Kandula, 23, was struck by a police vehicle driven by Officer Kevin Dave when she was crossing a street on January 23. He was driving 74 mph (more than 119 kmh) on the way to a report of a drug overdose call.
In bodycam footage released on Monday (11) by the Seattle Police Department, officer Daniel Auderer laughed about the deadly crash and dismissed any implication Dave might be at fault or that a criminal investigation was necessary.
More than 100 members of the Seattle area’s south Asian community gathered at Denny Park on Saturday (16) and made their way to the intersection where Kandula was hit.
They held signs saying Jaahnavi had more value than Seattle Police Department and Justice for Jaahnavi, jail killer cops. The rally was put together by UTSAV, which means festival or celebration, an organisation based in Bothell that helps connect south Asians with their communities.
Video from the night of the crash has sparked international outrage over the officer’s comments.
On Saturday, rally attendees pointed out that Kandula’s life did have value.
Shifali Jamwal, who brought her three-year-old son, said Kandula was a master’s student and moved to America for her education so her life would have more value.

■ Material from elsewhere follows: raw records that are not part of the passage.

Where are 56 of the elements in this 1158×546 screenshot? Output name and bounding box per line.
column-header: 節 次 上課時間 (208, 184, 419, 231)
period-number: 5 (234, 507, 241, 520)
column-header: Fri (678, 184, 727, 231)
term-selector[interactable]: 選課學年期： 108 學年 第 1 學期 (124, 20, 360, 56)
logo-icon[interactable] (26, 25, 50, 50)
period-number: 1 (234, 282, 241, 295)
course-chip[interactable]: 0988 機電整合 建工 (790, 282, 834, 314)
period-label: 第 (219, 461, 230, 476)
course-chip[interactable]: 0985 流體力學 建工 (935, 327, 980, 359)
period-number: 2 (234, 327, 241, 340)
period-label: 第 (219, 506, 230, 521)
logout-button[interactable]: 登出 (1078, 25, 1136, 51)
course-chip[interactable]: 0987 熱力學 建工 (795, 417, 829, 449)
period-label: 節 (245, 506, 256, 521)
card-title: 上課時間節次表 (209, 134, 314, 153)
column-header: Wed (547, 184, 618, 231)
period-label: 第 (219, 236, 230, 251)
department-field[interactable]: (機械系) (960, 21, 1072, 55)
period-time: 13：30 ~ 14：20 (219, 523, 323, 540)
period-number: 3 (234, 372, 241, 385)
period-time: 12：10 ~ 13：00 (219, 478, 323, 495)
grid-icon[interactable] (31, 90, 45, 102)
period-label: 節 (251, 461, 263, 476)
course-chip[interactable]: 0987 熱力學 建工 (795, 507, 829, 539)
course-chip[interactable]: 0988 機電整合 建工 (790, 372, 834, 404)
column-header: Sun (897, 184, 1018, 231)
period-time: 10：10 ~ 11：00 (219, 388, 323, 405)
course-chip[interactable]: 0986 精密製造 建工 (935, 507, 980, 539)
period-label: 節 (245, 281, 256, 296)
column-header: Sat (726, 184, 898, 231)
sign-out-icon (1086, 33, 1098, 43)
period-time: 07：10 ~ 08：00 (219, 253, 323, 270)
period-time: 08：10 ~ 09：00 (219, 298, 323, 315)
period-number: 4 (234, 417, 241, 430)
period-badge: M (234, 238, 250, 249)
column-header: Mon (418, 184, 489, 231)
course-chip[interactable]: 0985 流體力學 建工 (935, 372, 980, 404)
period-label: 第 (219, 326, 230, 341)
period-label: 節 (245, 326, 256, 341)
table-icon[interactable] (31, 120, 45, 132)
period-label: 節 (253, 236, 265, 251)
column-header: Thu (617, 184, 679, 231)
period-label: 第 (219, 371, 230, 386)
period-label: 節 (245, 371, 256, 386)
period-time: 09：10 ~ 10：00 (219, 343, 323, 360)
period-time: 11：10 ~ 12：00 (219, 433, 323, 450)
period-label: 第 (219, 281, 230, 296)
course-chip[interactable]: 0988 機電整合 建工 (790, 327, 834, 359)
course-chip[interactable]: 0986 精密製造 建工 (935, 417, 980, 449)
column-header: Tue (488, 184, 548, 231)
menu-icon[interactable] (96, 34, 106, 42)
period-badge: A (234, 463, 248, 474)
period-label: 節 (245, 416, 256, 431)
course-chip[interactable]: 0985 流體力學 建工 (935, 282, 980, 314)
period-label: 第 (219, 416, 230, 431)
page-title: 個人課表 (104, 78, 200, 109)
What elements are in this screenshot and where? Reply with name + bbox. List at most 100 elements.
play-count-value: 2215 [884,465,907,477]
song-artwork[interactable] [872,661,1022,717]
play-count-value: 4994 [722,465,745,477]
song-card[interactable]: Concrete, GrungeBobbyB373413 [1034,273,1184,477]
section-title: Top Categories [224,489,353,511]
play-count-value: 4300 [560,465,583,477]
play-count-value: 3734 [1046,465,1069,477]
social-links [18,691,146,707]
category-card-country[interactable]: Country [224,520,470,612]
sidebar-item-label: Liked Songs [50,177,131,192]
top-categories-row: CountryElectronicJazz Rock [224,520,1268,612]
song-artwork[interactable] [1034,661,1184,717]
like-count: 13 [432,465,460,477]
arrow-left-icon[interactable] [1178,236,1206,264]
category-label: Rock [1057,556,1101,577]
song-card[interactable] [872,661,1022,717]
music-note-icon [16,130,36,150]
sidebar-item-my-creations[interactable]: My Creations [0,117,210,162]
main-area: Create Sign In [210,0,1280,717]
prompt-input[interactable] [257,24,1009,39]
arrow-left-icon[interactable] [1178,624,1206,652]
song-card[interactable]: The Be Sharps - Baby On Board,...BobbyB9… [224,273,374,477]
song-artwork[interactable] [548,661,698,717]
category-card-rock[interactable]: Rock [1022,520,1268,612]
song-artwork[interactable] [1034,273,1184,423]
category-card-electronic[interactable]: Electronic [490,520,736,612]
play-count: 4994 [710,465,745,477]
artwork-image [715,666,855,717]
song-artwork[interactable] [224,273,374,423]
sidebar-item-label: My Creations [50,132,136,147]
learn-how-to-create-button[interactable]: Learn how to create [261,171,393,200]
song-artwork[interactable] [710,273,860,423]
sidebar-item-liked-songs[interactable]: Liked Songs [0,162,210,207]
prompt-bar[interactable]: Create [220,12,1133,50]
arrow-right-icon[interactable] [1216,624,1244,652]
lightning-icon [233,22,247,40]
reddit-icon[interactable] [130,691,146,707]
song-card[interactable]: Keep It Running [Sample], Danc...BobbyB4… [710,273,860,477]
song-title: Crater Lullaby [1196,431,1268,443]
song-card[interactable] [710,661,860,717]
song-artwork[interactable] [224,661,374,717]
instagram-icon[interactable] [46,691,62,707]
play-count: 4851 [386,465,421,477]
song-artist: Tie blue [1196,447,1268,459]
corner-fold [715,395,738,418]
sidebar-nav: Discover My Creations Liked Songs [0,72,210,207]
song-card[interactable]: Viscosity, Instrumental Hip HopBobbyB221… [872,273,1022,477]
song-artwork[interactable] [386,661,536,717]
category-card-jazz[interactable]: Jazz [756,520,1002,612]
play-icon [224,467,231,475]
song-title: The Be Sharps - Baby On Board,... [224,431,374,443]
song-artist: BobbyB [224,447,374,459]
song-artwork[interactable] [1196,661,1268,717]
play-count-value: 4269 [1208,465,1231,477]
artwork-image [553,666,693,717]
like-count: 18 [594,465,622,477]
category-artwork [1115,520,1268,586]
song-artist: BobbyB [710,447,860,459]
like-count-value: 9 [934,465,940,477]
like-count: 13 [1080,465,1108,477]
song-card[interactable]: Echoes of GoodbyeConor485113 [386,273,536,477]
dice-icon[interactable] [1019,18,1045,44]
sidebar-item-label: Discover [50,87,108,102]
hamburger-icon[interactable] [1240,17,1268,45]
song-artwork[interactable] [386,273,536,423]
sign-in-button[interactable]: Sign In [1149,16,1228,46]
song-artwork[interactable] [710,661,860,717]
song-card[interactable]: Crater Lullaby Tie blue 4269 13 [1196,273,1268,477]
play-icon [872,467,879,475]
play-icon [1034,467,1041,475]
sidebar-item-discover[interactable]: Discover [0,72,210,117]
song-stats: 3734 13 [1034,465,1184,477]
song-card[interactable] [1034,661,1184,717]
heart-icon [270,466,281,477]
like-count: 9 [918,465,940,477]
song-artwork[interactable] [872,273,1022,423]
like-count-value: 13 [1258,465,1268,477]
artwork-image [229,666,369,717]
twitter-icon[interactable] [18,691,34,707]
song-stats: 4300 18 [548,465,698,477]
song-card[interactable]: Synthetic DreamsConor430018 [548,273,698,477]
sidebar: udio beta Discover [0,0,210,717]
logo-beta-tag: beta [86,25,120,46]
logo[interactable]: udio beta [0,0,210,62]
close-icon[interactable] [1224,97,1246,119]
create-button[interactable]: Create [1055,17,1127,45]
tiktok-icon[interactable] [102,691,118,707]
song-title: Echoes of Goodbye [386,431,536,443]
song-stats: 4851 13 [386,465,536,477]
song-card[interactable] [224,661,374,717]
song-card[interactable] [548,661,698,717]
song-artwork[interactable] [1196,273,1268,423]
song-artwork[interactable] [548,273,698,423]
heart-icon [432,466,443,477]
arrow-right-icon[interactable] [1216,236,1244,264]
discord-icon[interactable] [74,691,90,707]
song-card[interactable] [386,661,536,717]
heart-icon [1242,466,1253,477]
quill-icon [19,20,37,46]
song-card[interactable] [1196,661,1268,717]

“I can only imagine what Jaahnavi’s mom is going through,” Jamwal said.
Another attendee, Kyla Carrillo, 25, called Auderer’s comments completely disrespectful.
“Not even unbelievable, not shocking, but just for [him] to value somebody’s life as such was disrespectful,” she said.
Between lanes at the intersection, marchers lit tealights spelling out Jaahnavi and laid bouquets underneath a sign.
Kandula was set to graduate this coming December with a master’s degree in information systems from the Seattle campus of Northeastern University. Her family said she was working toward supporting her mother in India.
Kenneth W. Henderson, Chancellor of Northeastern University in a statement issued on the varsity’s official Facebook page on Friday said: “Her loss will be felt deeply by students, staff, and faculty. The university plans to award Jaahnavi her degree posthumously and present it to her family.”
Community members met Seattle’s mayor and police chief regarding the release of the footage.
They said they do not endorse eliminating police, but that Seattle must improve training, and stay engaged with the south Asian community.